Naissance du premier bébé britannique présélectionné contre le cancer

http://www.sante-decouverte.com/wp-content/uploads/imgsd/9ea79dc744aeaaea1647481f451ef7e6.jpgUne Britannique a donné naissance au premier bébé ayant fait l’objet en Grande-Bretagne d’un diagnostic préimplantatoire afin d’éviter qu’il porte un gène le prédisposant au cancer du sein, a annoncé vendredi l’hôpital londonien de University College.
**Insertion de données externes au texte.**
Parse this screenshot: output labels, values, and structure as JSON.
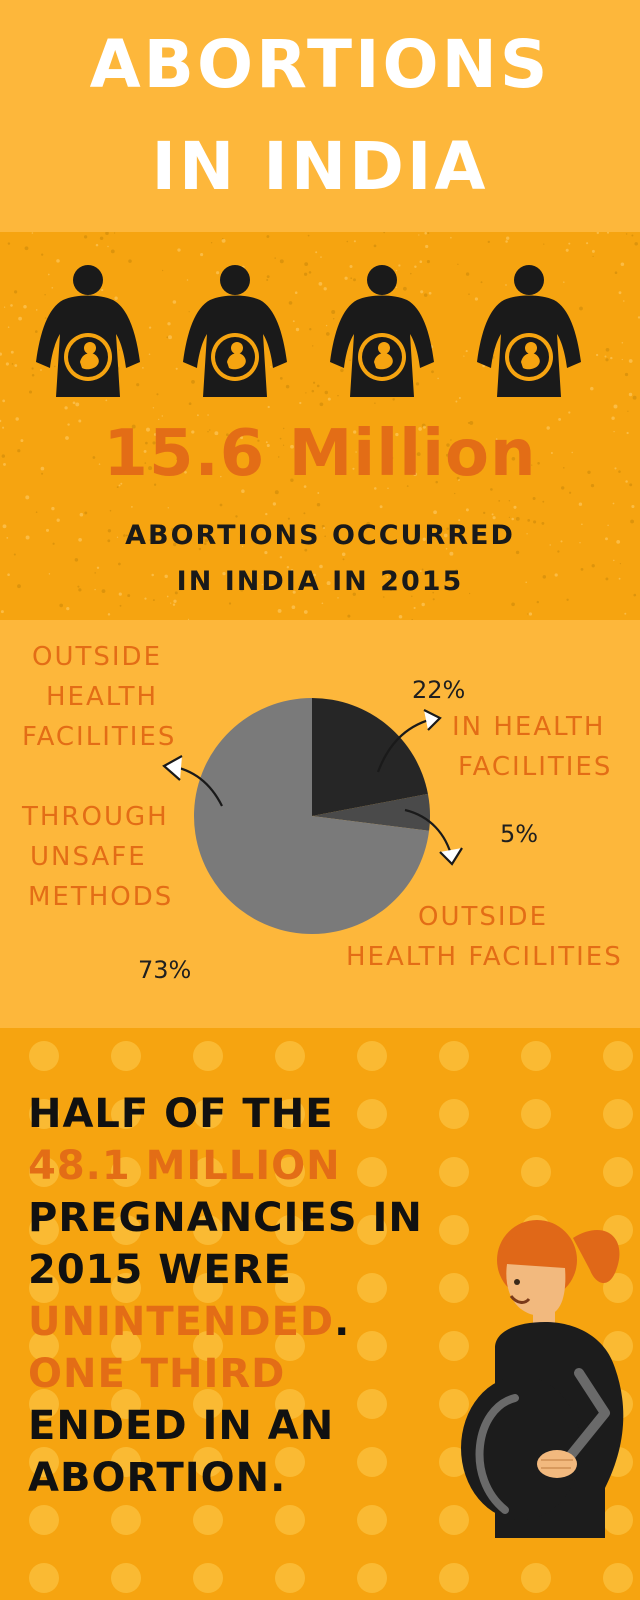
{
  "title": {
    "line1": "ABORTIONS",
    "line2": "IN INDIA"
  },
  "stats": {
    "figures": [
      "pregnant-woman-icon",
      "pregnant-woman-icon",
      "pregnant-woman-icon",
      "pregnant-woman-icon"
    ],
    "headline": "15.6 Million",
    "caption_line1": "ABORTIONS OCCURRED",
    "caption_line2": "IN INDIA IN 2015"
  },
  "breakdown": {
    "slices": [
      {
        "value": 22,
        "percent_label": "22%",
        "label_line1": "IN HEALTH",
        "label_line2": "FACILITIES",
        "color": "#262626"
      },
      {
        "value": 5,
        "percent_label": "5%",
        "label_line1": "OUTSIDE",
        "label_line2": "HEALTH FACILITIES",
        "color": "#4a4a4a"
      },
      {
        "value": 73,
        "percent_label": "73%",
        "color": "#7a7a7a"
      }
    ],
    "left_label_top": [
      "OUTSIDE",
      "HEALTH",
      "FACILITIES"
    ],
    "left_label_bottom": [
      "THROUGH",
      "UNSAFE",
      "METHODS"
    ]
  },
  "message": {
    "lines": [
      {
        "text": "HALF OF THE",
        "tone": "black"
      },
      {
        "text": "48.1 MILLION",
        "tone": "orange"
      },
      {
        "text": "PREGNANCIES IN",
        "tone": "black"
      },
      {
        "text": "2015 WERE",
        "tone": "black"
      },
      {
        "text": "UNINTENDED",
        "tone": "orange",
        "suffix": "."
      },
      {
        "text": "ONE THIRD",
        "tone": "orange"
      },
      {
        "text": "ENDED IN AN",
        "tone": "black"
      },
      {
        "text": "ABORTION.",
        "tone": "black"
      }
    ],
    "icon": "pregnant-woman-icon"
  },
  "colors": {
    "accent_orange": "#e36d16",
    "band_light": "#fdb73b",
    "band_dark": "#f6a410",
    "black": "#111111"
  }
}
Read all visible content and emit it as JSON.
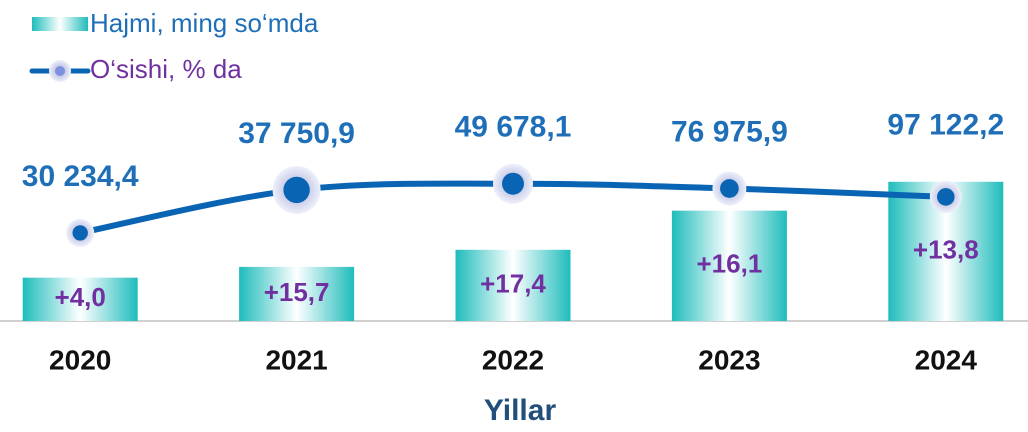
{
  "chart_data": {
    "type": "bar",
    "categories": [
      "2020",
      "2021",
      "2022",
      "2023",
      "2024"
    ],
    "x_label": "Yillar",
    "ylim": [
      0,
      210000
    ],
    "y2lim": [
      -20,
      62
    ],
    "series": [
      {
        "name": "Hajmi, ming so‘mda",
        "type": "bar",
        "color": "#35c6c6",
        "values": [
          30234.4,
          37750.9,
          49678.1,
          76975.9,
          97122.2
        ],
        "value_labels": [
          "30 234,4",
          "37 750,9",
          "49 678,1",
          "76 975,9",
          "97 122,2"
        ]
      },
      {
        "name": "O‘sishi, % da",
        "type": "line",
        "axis": "y2",
        "color": "#0a64b4",
        "values": [
          4.0,
          15.7,
          17.4,
          16.1,
          13.8
        ],
        "value_labels": [
          "+4,0",
          "+15,7",
          "+17,4",
          "+16,1",
          "+13,8"
        ]
      }
    ],
    "legend": "top-left"
  }
}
La maman et sa fille « se portent très bien et nous sommes très satisfaits », a indiqué le directeur de l’unité de fécondation assistée de l’hôpital, Paul Serhal. « C’est tout ce que je suis autorisé à dire » sur cette naissance, a-t-il ajouté.

En juin dernier, la future mère, alors âgée de 27 ans, avait expliqué qu’elle avait décidé de recourir à cette sélection génétique parce que la grand-mère, la mère et la soeur de son mari avaient eu un cancer du sein.

Le bébé est issu d’un embryon présélectionné afin de s’assurer qu’il n’est pas porteur du gène BRCA 1, ce qui aurait accru de 50 à 80% ses risques de développer la maladie.

Les parents ignoraient le sexe de leur futur bébé, mais un petit garçon porteur de ce gène aurait pu le transmettre aux autres générations.

« Cette petite fille ne sera pas confrontée au spectre de cette forme génétique du cancer du sein ou des ovaires lorsqu’elle sera adulte », s’est félicité M. Serhal dans un communiqué.

De plus, « les parents ont évité le risque d’infliger cette maladie à leur fille. L’héritage laissé à plus long terme sera d’avoir éliminé la transmission de cette forme de cancer qui a ravagé ces familles depuis des générations », a ajouté le scientifique.

Le diagnostic préimplantatoire (DPI) consiste à prélever une cellule de l’embryon quand il a environ trois jours et de l’analyser pour déterminer s’il est porteur d’une affection génétique. Si tel est le cas, il est écarté au profit d’un autre, exempt de l’anomalie.

Le DPI est interdit en Allemagne, en Autriche, en Italie et en Suisse. Il est autorisé en Belgique, au Danemark, en Espagne et au Royaume-Uni.

En France, il n’est permis que pour déceler une maladie génétique incurable, comme la myopathie ou la mucoviscidose.

Le Royaume-Uni a en revanche élargi en 2006 la possibilité de recourir au DPI, pour y ajouter la mutation génétique BRCA 1.

Plusieurs DPI ont déjà été effectués pour éviter des cancers aux Etats-Unis et en Belgique.